Guitar Music from the Copperbelt

September 17, 2009

51faWz7iHAL._SL500_AA240_Thanks to Kevin for the previous post, there will certainly be more from him in the near future! I’ve been meaning to post something off the great compilation of copperbelt guitar music, Origins of Guitar Music for a long time. Recorded in the 1950s by the English ethnomusicologist pioneer Hugh Tracey, the emphasis is on the topical guitar-driven songs of workers from the Congo, Zambia, Malawi, and Zimbabwe who all came to toil in the mines. For such difficult conditions, the music is remarkably upbeat, light and cheerful at times.
The first track by Ilunga Patrice, Misomba Victor, and friend features two frenetic, driving guitars accompanied by the ubiquitous bottle and was recorded at Kolwezi Copper Mine, Congo 1957. I love how the singing is frequently in counterpoint to the music itself. How the heck do they sing like this while playing the rhythms they play? From the liner notes: The text is a mixture of Swahili, Kiluba and Kanyok, and the title is a woman’s name. It was very common to mix up languages in the mining towns and this song relates to the bluesy reality of miners away from home. The unemployed man Nzenza is crying and he is tired, the women have stayed in the homeland, the debts remain unpaid, give us dyamba to drink (i.e. cannabis to smoke), songs are beautiful with women around, espeically women with abdominal scarring’ (i.e. the traditional scarring for beauty)…Note the tuning of the guitars at the start of the track – the lower E string was tuned a semitone up, something Congolese guitarists often did; in fact here the whole guitar is about a semitone higher to begin with. This track was previously released on SWP 011…
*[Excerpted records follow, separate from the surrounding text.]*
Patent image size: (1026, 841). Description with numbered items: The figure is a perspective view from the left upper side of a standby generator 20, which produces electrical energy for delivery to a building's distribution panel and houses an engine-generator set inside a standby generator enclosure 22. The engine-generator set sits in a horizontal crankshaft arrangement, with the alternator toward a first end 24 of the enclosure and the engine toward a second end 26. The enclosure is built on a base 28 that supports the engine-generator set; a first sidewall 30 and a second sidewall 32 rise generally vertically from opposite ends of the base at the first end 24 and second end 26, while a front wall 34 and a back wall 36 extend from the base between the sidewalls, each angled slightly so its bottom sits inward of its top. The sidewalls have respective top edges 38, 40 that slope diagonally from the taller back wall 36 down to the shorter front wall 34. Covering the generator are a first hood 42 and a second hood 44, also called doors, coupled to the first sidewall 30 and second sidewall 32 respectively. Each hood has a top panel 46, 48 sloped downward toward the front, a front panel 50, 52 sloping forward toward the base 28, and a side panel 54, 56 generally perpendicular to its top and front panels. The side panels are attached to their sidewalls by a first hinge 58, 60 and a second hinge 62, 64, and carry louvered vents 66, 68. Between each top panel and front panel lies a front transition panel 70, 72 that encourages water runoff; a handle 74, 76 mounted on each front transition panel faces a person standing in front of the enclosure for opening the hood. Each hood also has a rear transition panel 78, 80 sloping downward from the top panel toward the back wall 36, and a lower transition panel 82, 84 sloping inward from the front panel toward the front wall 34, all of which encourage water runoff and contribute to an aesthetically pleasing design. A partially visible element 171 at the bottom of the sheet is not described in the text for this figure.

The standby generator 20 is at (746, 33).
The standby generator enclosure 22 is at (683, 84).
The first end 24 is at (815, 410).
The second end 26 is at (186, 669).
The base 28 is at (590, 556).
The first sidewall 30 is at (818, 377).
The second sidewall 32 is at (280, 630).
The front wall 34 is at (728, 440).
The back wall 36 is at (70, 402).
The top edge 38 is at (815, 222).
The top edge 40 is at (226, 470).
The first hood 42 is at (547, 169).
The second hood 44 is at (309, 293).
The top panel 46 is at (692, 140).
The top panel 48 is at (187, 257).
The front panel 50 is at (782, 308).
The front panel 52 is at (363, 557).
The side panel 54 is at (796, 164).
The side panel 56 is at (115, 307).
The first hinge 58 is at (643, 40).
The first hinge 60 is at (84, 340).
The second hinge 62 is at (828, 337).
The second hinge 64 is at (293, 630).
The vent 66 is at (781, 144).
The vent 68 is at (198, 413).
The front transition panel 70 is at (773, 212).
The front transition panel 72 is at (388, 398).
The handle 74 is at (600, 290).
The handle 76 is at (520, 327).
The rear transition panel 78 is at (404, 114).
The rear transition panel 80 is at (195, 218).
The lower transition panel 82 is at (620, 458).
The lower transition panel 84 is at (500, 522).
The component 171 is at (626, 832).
Masengu by Ilunga Patrice, Misomba Victor, and friend

There are so many gems on this album that it was hard to leave it there. I opted for Dali ngiyakuthanda bati ha-ha-ha(Darling I love you but ha-ha-ha) by George Sibanda, recorded at Bulawayao, Zimbabwe 1950 mainly because of Sibanda’s buoyant, jovial manner of playing, but also because of the similarity of his guitar work to some of the more lighthearted country blues and ragtime pickers of the US such as Mississippi John Hurt, Mance Lipscomb, Tommie Bradley, and more.
From the liner notes: “Darling I love you but ha-ha-ha, Sure I love you but ha-ha-ha, Will you buy me smarty (Tsotsi term) trousers?”…Sibanda (is) a legendary figure whose name is still remembered in Zimbabwe today, even if his music is not. This song is strangely reminiscent of Woodie Guthrie. HIs playing is strongly influenced by Country and Western music and as with any good finger-picking guitarist, there are several layers going on at the same time. There also seems to be a touch of Glenn Miller in this composition…He went on to become a radio star in Southern Rhodesia and throughout the Federation – the first African there to do so. Alas, he could not cope with fame and money, and drank himself to death, dying in 1959.